3. Training and Evaluation

    The [example script](train_eval.sh) will train AOTT with 2 stages using 4 GPUs and auto-mixed precision (`--amp`). The first stage is a pre-training stage using `Static` dataset, and the second stage is a main-training stage, which uses both `YouTube-VOS 2019 train` and `DAVIS-2017 train` for training, resulting in a model that can generalize to different domains (YouTube-VOS and DAVIS) and different frame rates (6fps, 24fps, and 30fps).

    Notably, you can use only the `YouTube-VOS 2019 train` split in the second stage by changing `pre_ytb_dav` to `pre_ytb`, which leads to better YouTube-VOS performance on unseen classes. Besides, if you don't want to do the first stage, you can start the training from stage `ytb`, but the performance will drop about 1~2% absolutely.
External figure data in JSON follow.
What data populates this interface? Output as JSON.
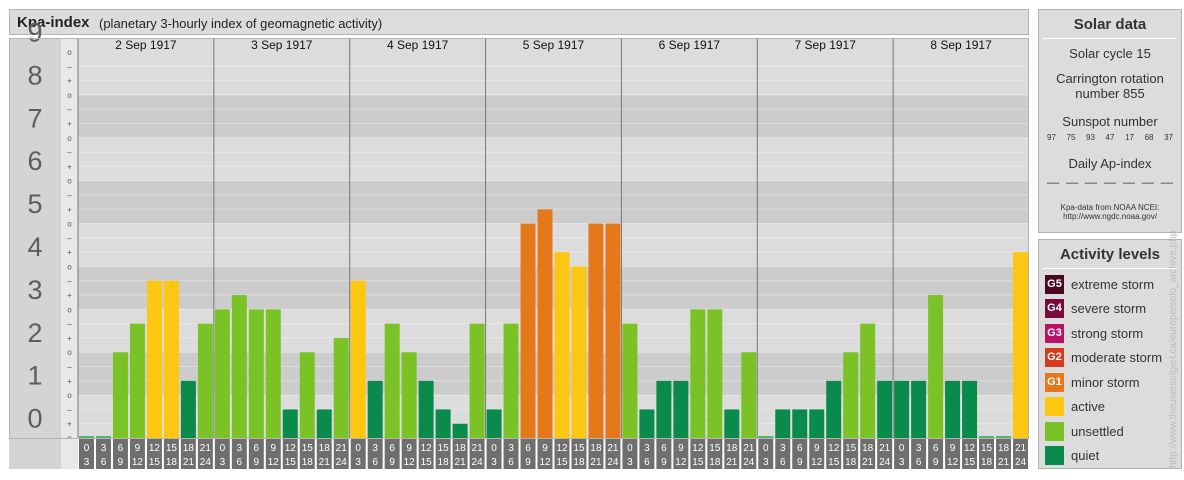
{
  "header": {
    "title": "Kpa-index",
    "subtitle": "(planetary 3-hourly index of geomagnetic activity)"
  },
  "chart_data": {
    "type": "bar",
    "y_ticks": [
      "0",
      "1",
      "2",
      "3",
      "4",
      "5",
      "6",
      "7",
      "8",
      "9"
    ],
    "sub_ticks": [
      "o",
      "+",
      "–"
    ],
    "ylim": [
      0,
      9
    ],
    "days": [
      "2 Sep 1917",
      "3 Sep 1917",
      "4 Sep 1917",
      "5 Sep 1917",
      "6 Sep 1917",
      "7 Sep 1917",
      "8 Sep 1917"
    ],
    "slot_labels": [
      [
        "0",
        "3"
      ],
      [
        "3",
        "6"
      ],
      [
        "6",
        "9"
      ],
      [
        "9",
        "12"
      ],
      [
        "12",
        "15"
      ],
      [
        "15",
        "18"
      ],
      [
        "18",
        "21"
      ],
      [
        "21",
        "24"
      ]
    ],
    "values": [
      [
        0,
        0,
        2,
        2.667,
        3.667,
        3.667,
        1.333,
        2.667
      ],
      [
        3,
        3.333,
        3,
        3,
        0.667,
        2,
        0.667,
        2.333
      ],
      [
        3.667,
        1.333,
        2.667,
        2,
        1.333,
        0.667,
        0.333,
        2.667
      ],
      [
        0.667,
        2.667,
        5,
        5.333,
        4.333,
        4,
        5,
        5
      ],
      [
        2.667,
        0.667,
        1.333,
        1.333,
        3,
        3,
        0.667,
        2
      ],
      [
        0,
        0.667,
        0.667,
        0.667,
        1.333,
        2,
        2.667,
        1.333
      ],
      [
        1.333,
        1.333,
        3.333,
        1.333,
        1.333,
        0,
        0,
        4.333
      ]
    ],
    "colors": {
      "quiet": "#0b8b4b",
      "unsettled": "#7ac225",
      "active": "#fcc611",
      "minor": "#e6781c",
      "bar_below_zero": "#56b468",
      "band_dark": "#cccccc",
      "band_light": "#dcdcdc",
      "slot_box": "#6f6f6f",
      "slot_text": "#ffffff",
      "tick_text": "#5d5d5d"
    }
  },
  "solar": {
    "title": "Solar data",
    "cycle": "Solar cycle 15",
    "carrington_line1": "Carrington rotation",
    "carrington_line2": "number 855",
    "sunspot_label": "Sunspot number",
    "sunspots": [
      "97",
      "75",
      "93",
      "47",
      "17",
      "68",
      "37"
    ],
    "ap_label": "Daily Ap-index",
    "ap_values": [
      "––",
      "––",
      "––",
      "––",
      "––",
      "––",
      "––"
    ],
    "source_line1": "Kpa-data from NOAA NCEI:",
    "source_line2": "http://www.ngdc.noaa.gov/"
  },
  "activity": {
    "title": "Activity levels",
    "levels": [
      {
        "badge": "G5",
        "label": "extreme storm",
        "color": "#4a0722"
      },
      {
        "badge": "G4",
        "label": "severe storm",
        "color": "#7a0a3c"
      },
      {
        "badge": "G3",
        "label": "strong storm",
        "color": "#bb1165"
      },
      {
        "badge": "G2",
        "label": "moderate storm",
        "color": "#d53a1d"
      },
      {
        "badge": "G1",
        "label": "minor storm",
        "color": "#e6781c"
      },
      {
        "badge": "",
        "label": "active",
        "color": "#fcc611"
      },
      {
        "badge": "",
        "label": "unsettled",
        "color": "#7ac225"
      },
      {
        "badge": "",
        "label": "quiet",
        "color": "#0b8b4b"
      }
    ]
  },
  "watermark": "http://www.theusersofgiet.ca/europe/solo_archive.php"
}
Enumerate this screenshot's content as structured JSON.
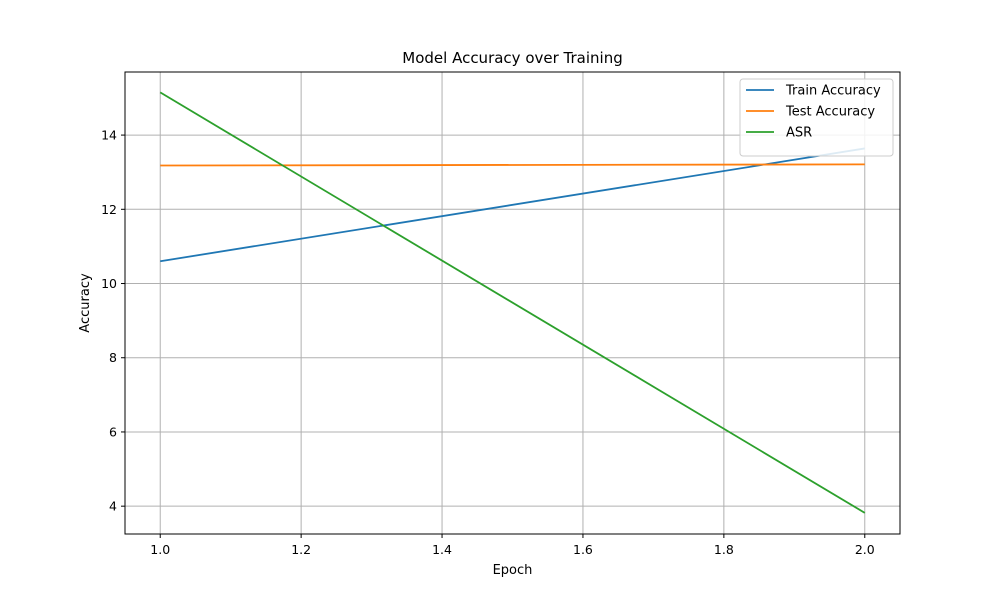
{
  "chart_data": {
    "type": "line",
    "title": "Model Accuracy over Training",
    "xlabel": "Epoch",
    "ylabel": "Accuracy",
    "xlim": [
      0.95,
      2.05
    ],
    "ylim": [
      3.25,
      15.7
    ],
    "xticks": [
      1.0,
      1.2,
      1.4,
      1.6,
      1.8,
      2.0
    ],
    "xtick_labels": [
      "1.0",
      "1.2",
      "1.4",
      "1.6",
      "1.8",
      "2.0"
    ],
    "yticks": [
      4,
      6,
      8,
      10,
      12,
      14
    ],
    "ytick_labels": [
      "4",
      "6",
      "8",
      "10",
      "12",
      "14"
    ],
    "grid": true,
    "legend_position": "top-right",
    "x": [
      1,
      2
    ],
    "series": [
      {
        "name": "Train Accuracy",
        "color": "#1f77b4",
        "values": [
          10.6,
          13.64
        ]
      },
      {
        "name": "Test Accuracy",
        "color": "#ff7f0e",
        "values": [
          13.18,
          13.21
        ]
      },
      {
        "name": "ASR",
        "color": "#2ca02c",
        "values": [
          15.15,
          3.82
        ]
      }
    ]
  }
}
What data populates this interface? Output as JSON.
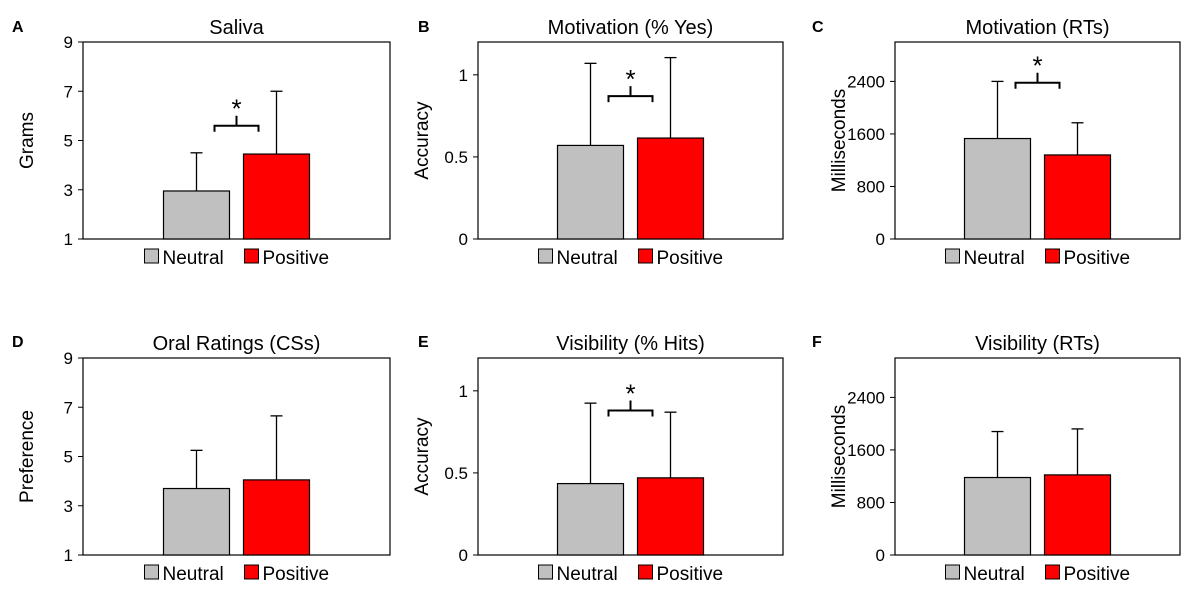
{
  "colors": {
    "neutral": "#c0c0c0",
    "positive": "#ff0000",
    "frame": "#000000"
  },
  "legend": {
    "neutral": "Neutral",
    "positive": "Positive"
  },
  "chart_data": [
    {
      "letter": "A",
      "type": "bar",
      "title": "Saliva",
      "ylabel": "Grams",
      "categories": [
        "Neutral",
        "Positive"
      ],
      "values": [
        2.95,
        4.45
      ],
      "errors": [
        1.55,
        2.55
      ],
      "ylim": [
        1,
        9
      ],
      "yticks": [
        1,
        3,
        5,
        7,
        9
      ],
      "tick_labels": [
        "1",
        "3",
        "5",
        "7",
        "9"
      ],
      "significance": {
        "label": "*",
        "y": 5.6
      }
    },
    {
      "letter": "B",
      "type": "bar",
      "title": "Motivation  (% Yes)",
      "ylabel": "Accuracy",
      "categories": [
        "Neutral",
        "Positive"
      ],
      "values": [
        0.57,
        0.615
      ],
      "errors": [
        0.5,
        0.49
      ],
      "ylim": [
        0,
        1.2
      ],
      "yticks": [
        0,
        0.5,
        1
      ],
      "tick_labels": [
        "0",
        "0.5",
        "1"
      ],
      "significance": {
        "label": "*",
        "y": 0.87
      }
    },
    {
      "letter": "C",
      "type": "bar",
      "title": "Motivation (RTs)",
      "ylabel": "Milliseconds",
      "categories": [
        "Neutral",
        "Positive"
      ],
      "values": [
        1530,
        1280
      ],
      "errors": [
        870,
        490
      ],
      "ylim": [
        0,
        3000
      ],
      "yticks": [
        0,
        800,
        1600,
        2400
      ],
      "tick_labels": [
        "0",
        "800",
        "1600",
        "2400"
      ],
      "significance": {
        "label": "*",
        "y": 2380
      }
    },
    {
      "letter": "D",
      "type": "bar",
      "title": "Oral Ratings (CSs)",
      "ylabel": "Preference",
      "categories": [
        "Neutral",
        "Positive"
      ],
      "values": [
        3.7,
        4.05
      ],
      "errors": [
        1.55,
        2.6
      ],
      "ylim": [
        1,
        9
      ],
      "yticks": [
        1,
        3,
        5,
        7,
        9
      ],
      "tick_labels": [
        "1",
        "3",
        "5",
        "7",
        "9"
      ],
      "significance": null
    },
    {
      "letter": "E",
      "type": "bar",
      "title": "Visibility (% Hits)",
      "ylabel": "Accuracy",
      "categories": [
        "Neutral",
        "Positive"
      ],
      "values": [
        0.435,
        0.47
      ],
      "errors": [
        0.49,
        0.4
      ],
      "ylim": [
        0,
        1.2
      ],
      "yticks": [
        0,
        0.5,
        1
      ],
      "tick_labels": [
        "0",
        "0.5",
        "1"
      ],
      "significance": {
        "label": "*",
        "y": 0.88
      }
    },
    {
      "letter": "F",
      "type": "bar",
      "title": "Visibility (RTs)",
      "ylabel": "Milliseconds",
      "categories": [
        "Neutral",
        "Positive"
      ],
      "values": [
        1180,
        1220
      ],
      "errors": [
        700,
        700
      ],
      "ylim": [
        0,
        3000
      ],
      "yticks": [
        0,
        800,
        1600,
        2400
      ],
      "tick_labels": [
        "0",
        "800",
        "1600",
        "2400"
      ],
      "significance": null
    }
  ]
}
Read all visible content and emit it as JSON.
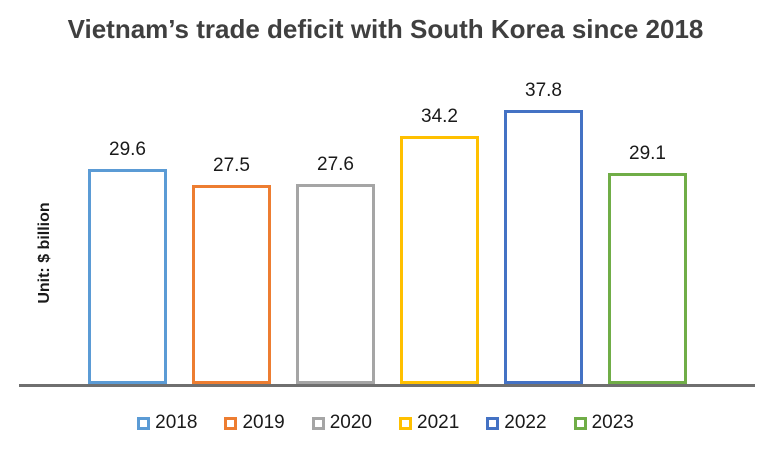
{
  "chart_data": {
    "type": "bar",
    "title": "Vietnam’s trade deficit with South Korea since 2018",
    "ylabel": "Unit: $ billion",
    "xlabel": "",
    "categories": [
      "2018",
      "2019",
      "2020",
      "2021",
      "2022",
      "2023"
    ],
    "values": [
      29.6,
      27.5,
      27.6,
      34.2,
      37.8,
      29.1
    ],
    "data_labels": [
      "29.6",
      "27.5",
      "27.6",
      "34.2",
      "37.8",
      "29.1"
    ],
    "ylim": [
      0,
      41
    ],
    "grid": false,
    "bar_fill": "hollow",
    "legend_position": "bottom",
    "series_colors": [
      "#5B9BD5",
      "#ED7D31",
      "#A5A5A5",
      "#FFC000",
      "#4472C4",
      "#70AD47"
    ],
    "axis_line_color": "#6f6f6f",
    "title_color": "#3f3f3f"
  }
}
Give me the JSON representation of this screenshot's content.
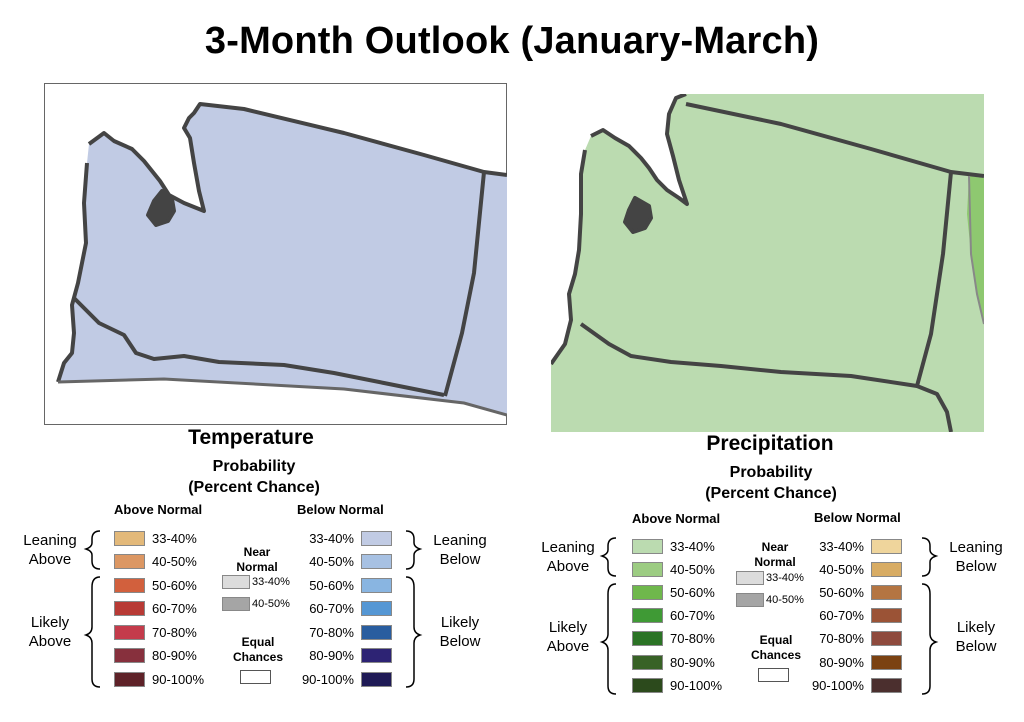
{
  "title": "3-Month Outlook (January-March)",
  "maps": {
    "temperature": {
      "fill": "#c1cbe4",
      "border": "#444444"
    },
    "precipitation": {
      "fill": "#bbdbb0",
      "accent_fill": "#8ec870",
      "border": "#444444"
    }
  },
  "temperature_legend": {
    "title": "Temperature",
    "subtitle_1": "Probability",
    "subtitle_2": "(Percent Chance)",
    "above_header": "Above Normal",
    "below_header": "Below Normal",
    "leaning_above_1": "Leaning",
    "leaning_above_2": "Above",
    "likely_above_1": "Likely",
    "likely_above_2": "Above",
    "leaning_below_1": "Leaning",
    "leaning_below_2": "Below",
    "likely_below_1": "Likely",
    "likely_below_2": "Below",
    "near_1": "Near",
    "near_2": "Normal",
    "equal_1": "Equal",
    "equal_2": "Chances",
    "above": [
      {
        "label": "33-40%",
        "color": "#e3b97a"
      },
      {
        "label": "40-50%",
        "color": "#dc9763"
      },
      {
        "label": "50-60%",
        "color": "#d2603d"
      },
      {
        "label": "60-70%",
        "color": "#b83a35"
      },
      {
        "label": "70-80%",
        "color": "#c43b4b"
      },
      {
        "label": "80-90%",
        "color": "#87303d"
      },
      {
        "label": "90-100%",
        "color": "#5e2228"
      }
    ],
    "below": [
      {
        "label": "33-40%",
        "color": "#c1cbe4"
      },
      {
        "label": "40-50%",
        "color": "#a7c1e3"
      },
      {
        "label": "50-60%",
        "color": "#89b5e1"
      },
      {
        "label": "60-70%",
        "color": "#5597d4"
      },
      {
        "label": "70-80%",
        "color": "#295d9f"
      },
      {
        "label": "80-90%",
        "color": "#2d2374"
      },
      {
        "label": "90-100%",
        "color": "#1f1a56"
      }
    ],
    "near": [
      {
        "label": "33-40%",
        "color": "#dcdcdc"
      },
      {
        "label": "40-50%",
        "color": "#a5a5a5"
      }
    ]
  },
  "precipitation_legend": {
    "title": "Precipitation",
    "subtitle_1": "Probability",
    "subtitle_2": "(Percent Chance)",
    "above_header": "Above Normal",
    "below_header": "Below Normal",
    "leaning_above_1": "Leaning",
    "leaning_above_2": "Above",
    "likely_above_1": "Likely",
    "likely_above_2": "Above",
    "leaning_below_1": "Leaning",
    "leaning_below_2": "Below",
    "likely_below_1": "Likely",
    "likely_below_2": "Below",
    "near_1": "Near",
    "near_2": "Normal",
    "equal_1": "Equal",
    "equal_2": "Chances",
    "above": [
      {
        "label": "33-40%",
        "color": "#bbdbb0"
      },
      {
        "label": "40-50%",
        "color": "#9ccc82"
      },
      {
        "label": "50-60%",
        "color": "#6fb84c"
      },
      {
        "label": "60-70%",
        "color": "#3f9a35"
      },
      {
        "label": "70-80%",
        "color": "#2b7325"
      },
      {
        "label": "80-90%",
        "color": "#386226"
      },
      {
        "label": "90-100%",
        "color": "#2c4a1c"
      }
    ],
    "below": [
      {
        "label": "33-40%",
        "color": "#efd59c"
      },
      {
        "label": "40-50%",
        "color": "#d8ac64"
      },
      {
        "label": "50-60%",
        "color": "#b47542"
      },
      {
        "label": "60-70%",
        "color": "#9b5336"
      },
      {
        "label": "70-80%",
        "color": "#8e4a3d"
      },
      {
        "label": "80-90%",
        "color": "#7b4212"
      },
      {
        "label": "90-100%",
        "color": "#4b2f2e"
      }
    ],
    "near": [
      {
        "label": "33-40%",
        "color": "#dcdcdc"
      },
      {
        "label": "40-50%",
        "color": "#a5a5a5"
      }
    ]
  }
}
    After the training is finished (about 0.6 days for each stage with 4 Tesla V100 GPUs), the [example script](train_eval.sh) will evaluate the model on YouTube-VOS and DAVIS, and the results will be packed into Zip files. For calculating scores, please use official YouTube-VOS servers ([2018 server](https://competitions.codalab.org/competitions/19544) and [2019 server](https://competitions.codalab.org/competitions/20127)), official [DAVIS toolkit](https://github.com/davisvideochallenge/davis-2017) (for Val), and official [DAVIS server](https://competitions.codalab.org/competitions/20516#learn_the_details) (for Test-dev).

## Adding your own dataset
Coming

## Troubleshooting
Waiting

## TODO
- [ ] Code documentation
- [ ] Adding your own dataset
- [ ] Results with test-time augmentations in Model Zoo
- [ ] Support gradient accumulation
- [x] Demo tool

## Citations
Please consider citing the related paper(s) in your publications if it helps your research.
```
@article{yang2021aost,
  title={Scalable Video Object Segmentation with Identification Mechanism},
  author={Yang, Zongxin and Miao, Jiaxu and Wei, Yunchao and Wang, Wenguan and Wang, Xiaohan and Yang, Yi},
  journal={TPAMI},
  year={2024}
}
@inproceedings{xu2023video,
  title={Video object segmentation in panoptic wild scenes},
  author={Xu, Yuanyou and Yang, Zongxin and Yang, Yi},
  booktitle={IJCAI},
  year={2023}
}
@inproceedings{yang2022deaot,
  title={Decoupling Features in Hierarchical Propagation for Video Object Segmentation},
  author={Yang, Zongxin and Yang, Yi},
  booktitle={Advances in Neural Information Processing Systems (NeurIPS)},
  year={2022}
}
@inproceedings{yang2021aot,
  title={Associating Objects with Transformers for Video Object Segmentation},
  author={Yang, Zongxin and Wei, Yunchao and Yang, Yi},
  booktitle={Advances in Neural Information Processing Systems (NeurIPS)},
  year={2021}
}
```

## License
This project is released under the BSD-3-Clause license. See [LICENSE](LICENSE) for additional details.